Et c'est une alerte anonyme d'un employé de banque suisse en 2013, copies d'écrans à l'appui, qui a mis les services fiscaux sur la piste du trésor caché en Suisse, équivalent en 2007 à 6,8 millions d'euros. Selon Marianne, les services fiscaux ont alors alerté leur ministre de tutelle, à l'époque le socialiste Michel Sapin, qui en aurait alors informé le président François Hollande lors d'un tête-à-tête. Une consigne de clémence a-t-elle été passée ? En tout cas, les services fiscaux ne déclenchent pas de poursuites pénales, comme ils en ont le monopole, mais le patron de la Direction générale des finances publiques, Bruno Bézard, fait néanmoins la démarche d'alerter le parquet au nom de l’article 40, qui oblige les dépositaires de l'autorité publique de dénoncer les éventuels faits délictueux dont ils ont eu connaissance.

 

 

Article issu de Lyon Capitale, numéro 343, 20 septembre 2001.

Politique. Dans le cadre des prochaines législatives, Christian Philip s’est déclaré candidat pour succéder à Raymond Barre dans la quatrième circonscription. Barre est venu lui apporter son soutien. Mais, interrogé sur Elf et les fonds secrets, il a perdu son sang-froid.

Les adieux tragiques de “Tatie Danielle”

11septembre 2001. Ah qu’il fait beau ce matin-là ! Raymond Barre, guilleret, se dit qu’il a vraiment de la chance et qu’il a bien choisi son jour. Accompagné de Michel Mercier, président de l’UDF du Rhône, et de Christian Philip, son ancien premier adjoint, le voilà qui pénètre dans un petit café de Montchat, au cœur de cette quatrième circonscription de Lyon dont il est député depuis 1978. Barre a déjà annoncé qu’il ne se représenterait pas. Mais dans le cadre des législatives du printemps prochain, il vient ce jour-là, devant la presse, soutenir la candidature de son suppléant Christian Philip qui, lui, souhaite reprendre le flambeau. Philip aura à affronter Charles Millon qui pense déjà avoir gagné cette circonscription qui est considérée comme une des “planques dorées” de la droite en France.

“Si Eva Joly me convoque, j’irai”

C’est donc ravi, et sourire en bandoulière, que Raymond Barre aborde cette conférence de presse, après avoir serré quelques mains et vaguement reconnu certains visages. Mais trois quarts d’heure plus tard, le même Barre ressortira blême et furibard, pestant bruyamment contre “ces questions de journalistes... mais d’une stupidité !”. Entre-temps, il faut dire que les journalistes présents ont effectivement posé quelques questions.

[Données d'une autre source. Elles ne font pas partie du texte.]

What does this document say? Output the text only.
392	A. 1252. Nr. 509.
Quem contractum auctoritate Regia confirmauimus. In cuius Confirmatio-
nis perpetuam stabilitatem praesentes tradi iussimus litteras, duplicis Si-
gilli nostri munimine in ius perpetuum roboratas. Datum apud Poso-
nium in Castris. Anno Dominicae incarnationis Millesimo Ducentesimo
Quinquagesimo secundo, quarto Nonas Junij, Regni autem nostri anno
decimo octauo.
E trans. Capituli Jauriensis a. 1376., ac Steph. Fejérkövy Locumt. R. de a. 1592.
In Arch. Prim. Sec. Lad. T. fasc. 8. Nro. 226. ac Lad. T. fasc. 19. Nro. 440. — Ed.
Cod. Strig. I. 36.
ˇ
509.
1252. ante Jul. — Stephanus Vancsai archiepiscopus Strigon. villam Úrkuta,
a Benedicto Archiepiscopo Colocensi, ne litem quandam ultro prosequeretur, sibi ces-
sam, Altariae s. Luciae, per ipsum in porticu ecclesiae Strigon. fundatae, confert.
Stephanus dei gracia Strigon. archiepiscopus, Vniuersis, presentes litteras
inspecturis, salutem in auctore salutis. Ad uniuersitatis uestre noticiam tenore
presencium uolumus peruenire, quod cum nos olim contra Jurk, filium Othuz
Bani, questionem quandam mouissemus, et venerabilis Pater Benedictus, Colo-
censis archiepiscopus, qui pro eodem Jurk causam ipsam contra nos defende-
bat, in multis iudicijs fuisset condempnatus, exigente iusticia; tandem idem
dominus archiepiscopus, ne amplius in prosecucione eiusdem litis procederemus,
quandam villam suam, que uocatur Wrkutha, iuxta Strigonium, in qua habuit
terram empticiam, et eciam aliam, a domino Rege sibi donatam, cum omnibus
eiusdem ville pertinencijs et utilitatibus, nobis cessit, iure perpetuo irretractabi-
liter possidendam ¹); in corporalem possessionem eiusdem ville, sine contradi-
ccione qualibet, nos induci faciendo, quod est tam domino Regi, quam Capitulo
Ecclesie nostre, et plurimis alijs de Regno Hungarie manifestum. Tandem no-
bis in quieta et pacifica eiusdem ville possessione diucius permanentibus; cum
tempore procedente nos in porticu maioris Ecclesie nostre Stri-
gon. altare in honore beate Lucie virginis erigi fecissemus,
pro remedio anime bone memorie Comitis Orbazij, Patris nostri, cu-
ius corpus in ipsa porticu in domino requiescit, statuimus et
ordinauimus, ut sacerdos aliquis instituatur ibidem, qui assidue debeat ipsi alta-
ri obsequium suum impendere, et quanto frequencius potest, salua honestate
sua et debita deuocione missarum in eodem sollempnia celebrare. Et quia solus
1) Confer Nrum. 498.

Après que Christian Philip a indiqué vouloir conduire “une campagne déterminée mais sans précipitation” (sic) et après que Raymond Barre a curieusement justifié son appui par un “Je souhaite que Christian Philip soit élu, j’ai une dette envers lui” (sic), quelques questions fusent qui vont bien vite faire monter au rideau l’ancien Premier ministre. “Au second tour, y aura-t-il désistement réciproque entre vous et Charles Millon ?” Cette question n’a pas le temps d’atteindre Christian Philip à qui elle s’adresse. Barre, qui semble déjà avoir oublié les municipales, coupe en s’énervant : “Ah ça, c’est bien une question de journaliste !” Puis des interrogations renvoient Barre à son bilan, à la situation financière pour le moins délicate dans laquelle il laisse la ville.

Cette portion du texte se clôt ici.